Prince Abdulaziz told SPA that cooperation between the two countries had helped maintain global oil market stability. Saudi Arabia is the world’s largest oil exporter while China is the world’s largest oil importer.
“The kingdom will remain, in this area, a trusted and reliable partner for China,” Prince Abdulaziz told SPA.
Prince Abdulaziz said Saudi Arabia and China would seek to boost their energy supply chains by establishing a regional center in the Gulf Arab state for Chinese factories.

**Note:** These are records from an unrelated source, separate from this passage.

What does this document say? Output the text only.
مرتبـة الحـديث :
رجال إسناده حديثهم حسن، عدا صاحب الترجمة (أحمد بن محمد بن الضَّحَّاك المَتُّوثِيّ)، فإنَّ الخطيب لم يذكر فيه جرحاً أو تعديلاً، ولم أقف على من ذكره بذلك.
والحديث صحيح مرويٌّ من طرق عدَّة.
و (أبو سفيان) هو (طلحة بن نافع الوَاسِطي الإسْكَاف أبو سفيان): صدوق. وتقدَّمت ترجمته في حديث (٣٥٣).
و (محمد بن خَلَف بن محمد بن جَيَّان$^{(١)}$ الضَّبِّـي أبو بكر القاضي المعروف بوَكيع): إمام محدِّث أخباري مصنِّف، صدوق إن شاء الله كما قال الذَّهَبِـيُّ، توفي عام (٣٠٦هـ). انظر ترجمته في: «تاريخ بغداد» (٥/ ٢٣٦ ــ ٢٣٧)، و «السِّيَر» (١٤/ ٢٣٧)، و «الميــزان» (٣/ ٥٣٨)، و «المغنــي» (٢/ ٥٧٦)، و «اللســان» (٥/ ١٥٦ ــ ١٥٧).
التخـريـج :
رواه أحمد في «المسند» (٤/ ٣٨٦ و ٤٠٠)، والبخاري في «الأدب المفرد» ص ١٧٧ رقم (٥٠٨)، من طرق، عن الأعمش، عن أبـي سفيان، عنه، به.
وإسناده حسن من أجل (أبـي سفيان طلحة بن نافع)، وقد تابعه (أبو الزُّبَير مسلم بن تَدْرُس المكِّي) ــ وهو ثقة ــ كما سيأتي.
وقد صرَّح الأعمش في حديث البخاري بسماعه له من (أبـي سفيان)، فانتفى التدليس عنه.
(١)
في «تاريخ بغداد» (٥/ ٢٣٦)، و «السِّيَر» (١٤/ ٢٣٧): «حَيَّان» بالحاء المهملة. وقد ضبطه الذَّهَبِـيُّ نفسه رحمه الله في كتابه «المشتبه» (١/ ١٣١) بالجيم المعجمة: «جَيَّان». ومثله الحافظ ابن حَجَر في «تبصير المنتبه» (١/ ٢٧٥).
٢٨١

Chinese President Xi Jinping is attending the first China-Arab States Summit and the China-Gulf Cooperation Council (GCC) summit in Riyadh, Saudi Arabia, and paying a state visit to Saudi Arabia from Dec. 7 to 10 at the invitation of King Salman bin Abdulaziz Al Saud.
The new push by Saudi Arabia has come at a time when Russia has replaced it as China’s biggest supplier of crude. China’s imports of Russian crude have increased massively since the Ukraine war began thanks to the generous discounts Russia is offering for its Urals.
According to Bloomberg’s oil strategist Julian Lee, Russia’s flagship Urals crude oil traded at a massive discount of $33.28, or about 40% to the international Brent crude oil. In contrast, a year ago, Urals traded at a much smaller discount of $2.85 to Brent. Urals is the main blend exported by Russia. The result: Moscow is beginning to feel the heat of its war in Ukraine, and could be losing ~$4 billion a month in energy revenues as per Bloomberg’s calculations.
Washington is, however, not losing sleep over it. “If Russian oil is going to be selling at bargain prices and we’re happy to have India get that bargain or Africa or China. It’s fine,” US Treasury Secretary Janet Yellen previously told Reuters.
China, India and Turkey are the three key swing consumers of Russian crude. It’s quite likely that the three will continue importing more crude from Russia after the EU and G7 countries introduced a $60 per barrel price cap on Russian crude.
The Wall Street Journal has reported that Russian crude exports might have fallen by as much as 50% since the launch of the price cap and additional sanctions.